Nicholson Center Announces Graduate & Undergraduate Thesis Prize Recipients

The Nicholson Center is delighted to announce the recipients of our annual competitions for outstanding work in British studies and related topics in the BA and MAPH programs. Congratulations to them all!

Nicholson BA Prize (2023)

Awarded for the best BA Thesis on a British Studies Topic

The 2023 recipient is Natalie (Nat) Nitsch, “‘For whom this boke was made’: Evidence for a Lay Readership of Þe Myrrour of Simple Soulis

This thesis exemplifies how study of the material text stands to generate rich historical insights. Nitsch’s meticulous analysis of a late-medieval English manuscript adds to our knowledge of heresy in the later Middle Ages and the textual relations of English monastics, clerics, and laity. The author impressively combines primary and secondary sources to support her claims, moving by reasoned inferences from the physical manuscript to its broader spiritual and social implications. Judicious, with an impressive reach.

Natalie is a triple major in Classics, Religious Studies and Medieval Studies.

 

Nicholson-MAPH Thesis Prize (2023)

Awarded for the best MAPH Thesis on a British Studies Topic

WE HAVE JOINT WINNERS for the 2023 Nicholson-MAPH Thesis Prize!

Elisha Hamlin, “Cruel, Irreligious Piety”: Eucharistic Tropes and Witnessing Whiteness In Shakespeare’s Titus Andronicus

This thesis is striking for the way in which it takes something familiar – Shakespeare’s Titus and Andronicus – and shows it in a new light. Hamlin brings together the history of race and racialization with that of religious iconography, to show how the play’s remediation of images of sacrifice and ritual both instantiate and interrogate contemporary racial ideas. Particularly noteworthy is its identification of a distinctive literary archive to inform its analysis: the medieval mystery cycle plays, including both their ways of imagining the Eucharist, and their ways of imagining racial and religious difference. We congratulate Hamlin for the ambition and sophistication of this outstanding thesis.

Jenna Novosel, “Doctor and Disciple: Heterodoxic Science and Epistemological Optimism in Arthur Machen’s The Great God Pan (1894)”

This superbly researched and well-argued thesis takes on the intriguing genre of the gothic tale in late 19th-century British literature, focusing on Arthur Machen’s “weird” fiction, The Great God Pan.
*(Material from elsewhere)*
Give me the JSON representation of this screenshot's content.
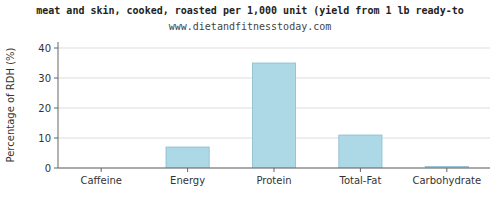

The thesis is original for its development of a concept of “epistemological optimism”, which it persuasively identifies at work in Machen’s tale. Novosel’s thesis goes a long way to explaining the extraordinary popularity of a genre that otherwise seems so pessimistic and strange. Her writing is impressively crisp, engaging, and terminologically exact. This is an outstanding thesis that makes a genuine contribution to scholarship of the British fin-de-siècle.